A: Notation: $B(a, r) = \{z \in \Bbb C : |z - a| < r\}$ for $a \in \Bbb C$ and $r > 0$.

Complex differentiable functions have the following very nice property:

Suppose $a \in \Bbb C$, $r > 0$, and $f : B(a, r) \to \Bbb C$ is complex differentiable.
Then, we there exists a complex sequence $(a_n)_{n = 0}^\infty$ such $$f(z) = \sum_{n = 0}^\infty a_n(z - a)^n$$ for all $z \in B(a, r)$.
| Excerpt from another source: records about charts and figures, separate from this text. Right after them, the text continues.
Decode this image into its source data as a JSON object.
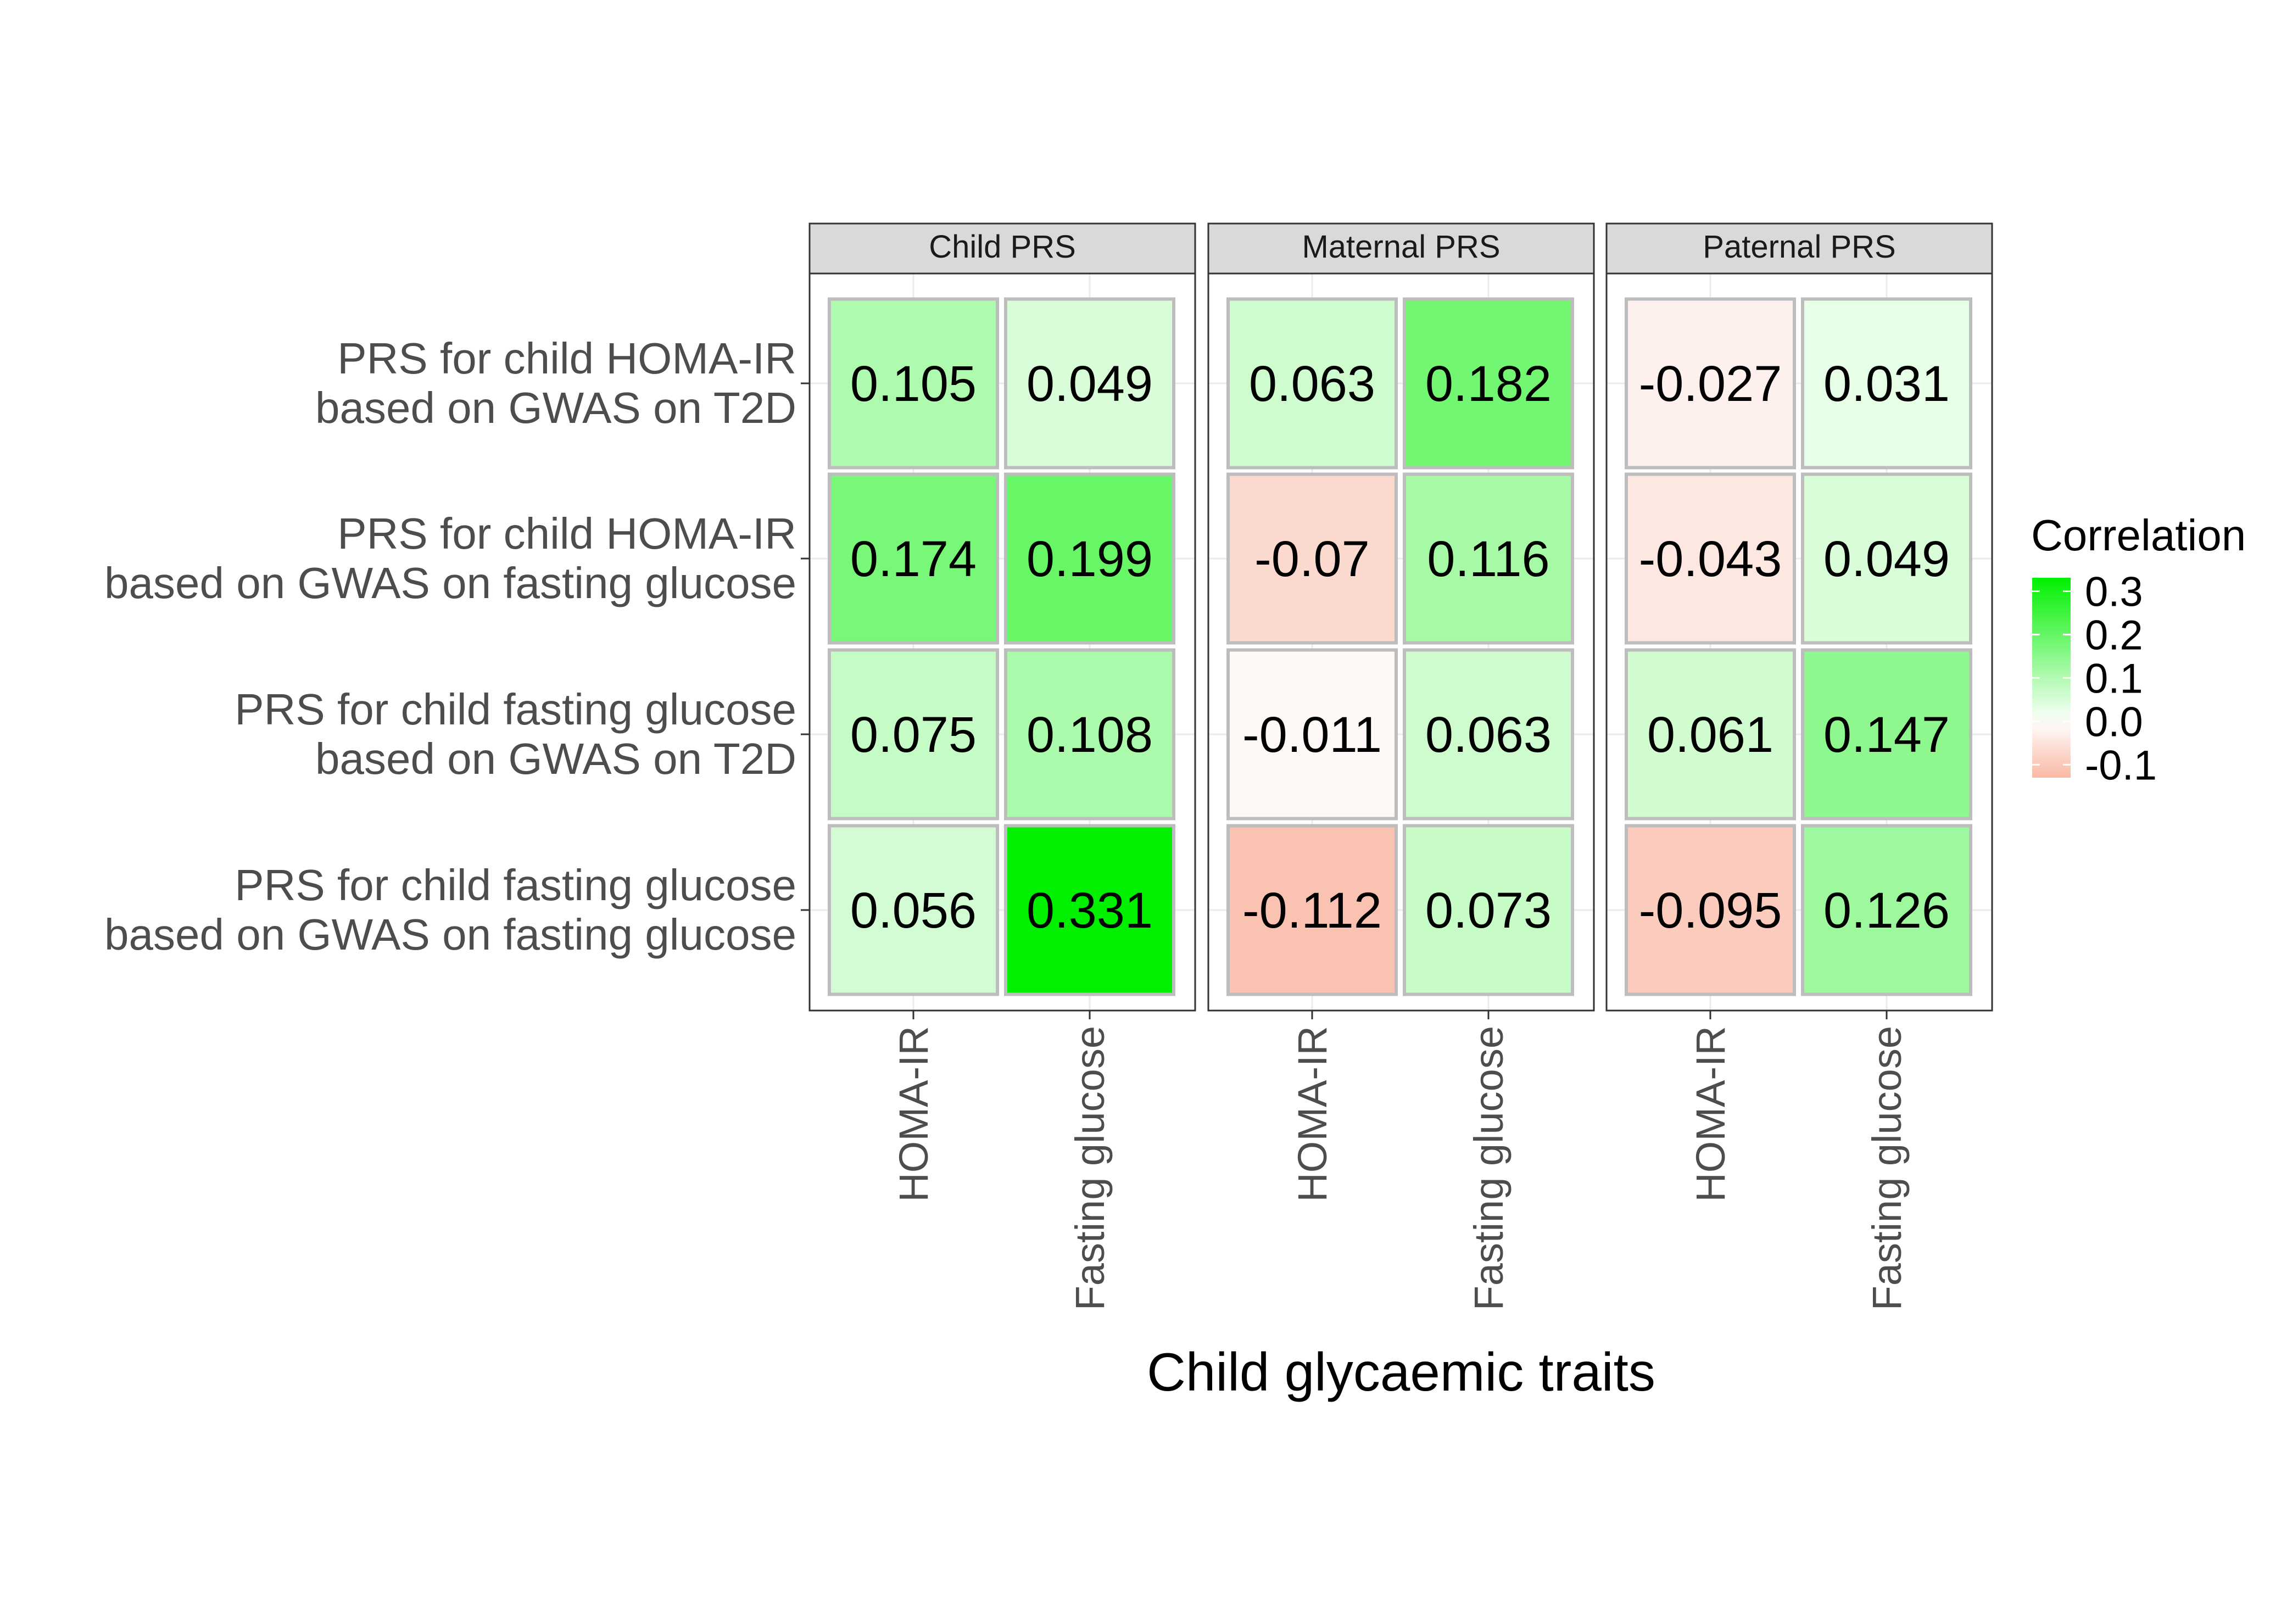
{
  "chart_data": {
    "type": "heatmap",
    "title": "",
    "xlabel": "Child glycaemic traits",
    "ylabel": "",
    "facets": [
      "Child PRS",
      "Maternal PRS",
      "Paternal PRS"
    ],
    "columns": [
      "HOMA-IR",
      "Fasting glucose"
    ],
    "rows": [
      {
        "line1": "PRS for child HOMA-IR",
        "line2": "based on GWAS on T2D"
      },
      {
        "line1": "PRS for child HOMA-IR",
        "line2": "based on GWAS on fasting glucose"
      },
      {
        "line1": "PRS for child fasting glucose",
        "line2": "based on GWAS on T2D"
      },
      {
        "line1": "PRS for child fasting glucose",
        "line2": "based on GWAS on fasting glucose"
      }
    ],
    "values": [
      [
        [
          0.105,
          0.049
        ],
        [
          0.174,
          0.199
        ],
        [
          0.075,
          0.108
        ],
        [
          0.056,
          0.331
        ]
      ],
      [
        [
          0.063,
          0.182
        ],
        [
          -0.07,
          0.116
        ],
        [
          -0.011,
          0.063
        ],
        [
          -0.112,
          0.073
        ]
      ],
      [
        [
          -0.027,
          0.031
        ],
        [
          -0.043,
          0.049
        ],
        [
          0.061,
          0.147
        ],
        [
          -0.095,
          0.126
        ]
      ]
    ],
    "labels": [
      [
        [
          "0.105",
          "0.049"
        ],
        [
          "0.174",
          "0.199"
        ],
        [
          "0.075",
          "0.108"
        ],
        [
          "0.056",
          "0.331"
        ]
      ],
      [
        [
          "0.063",
          "0.182"
        ],
        [
          "-0.07",
          "0.116"
        ],
        [
          "-0.011",
          "0.063"
        ],
        [
          "-0.112",
          "0.073"
        ]
      ],
      [
        [
          "-0.027",
          "0.031"
        ],
        [
          "-0.043",
          "0.049"
        ],
        [
          "0.061",
          "0.147"
        ],
        [
          "-0.095",
          "0.126"
        ]
      ]
    ],
    "legend": {
      "title": "Correlation",
      "ticks": [
        "0.3",
        "0.2",
        "0.1",
        "0.0",
        "-0.1"
      ],
      "range": [
        -0.13,
        0.331
      ],
      "colors": {
        "low": "#f9b8a4",
        "mid": "#ffffff",
        "high": "#00f000"
      },
      "placement": "right"
    },
    "grid": true,
    "colors": {
      "strip_fill": "#d9d9d9",
      "tile_border": "#bdbdbd",
      "grid": "#ebebeb",
      "axis_text": "#4d4d4d",
      "text": "#000000"
    }
  }
}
Moreover, the above summation enjoys nice properties, including differentiation term-by-term on $B(a, r)$.
Thus, if $f, g$ are differentiable on a neighbourhood of $0$, then we can write $$\frac{f(z)}{g(z)} = \frac{a_0 + a_1 z + a_2 z^2 \cdots}{b_0 + b_1 z + b_2 z^2 + \cdots}$$ on a neighbourhood of $0$.
From the above, depending on how many of the beginning $a_k$ and $b_k$ are $0$, we can calculate the limit. Moreover, we have $$a_k = \frac{1}{k!} f^{(k)}(0)$$ which shows you how L'Hôpital is valid.
In fact, the proof of L'Hôpital is much easier for the case of complex differentiable functions since you have continuity of derivatives.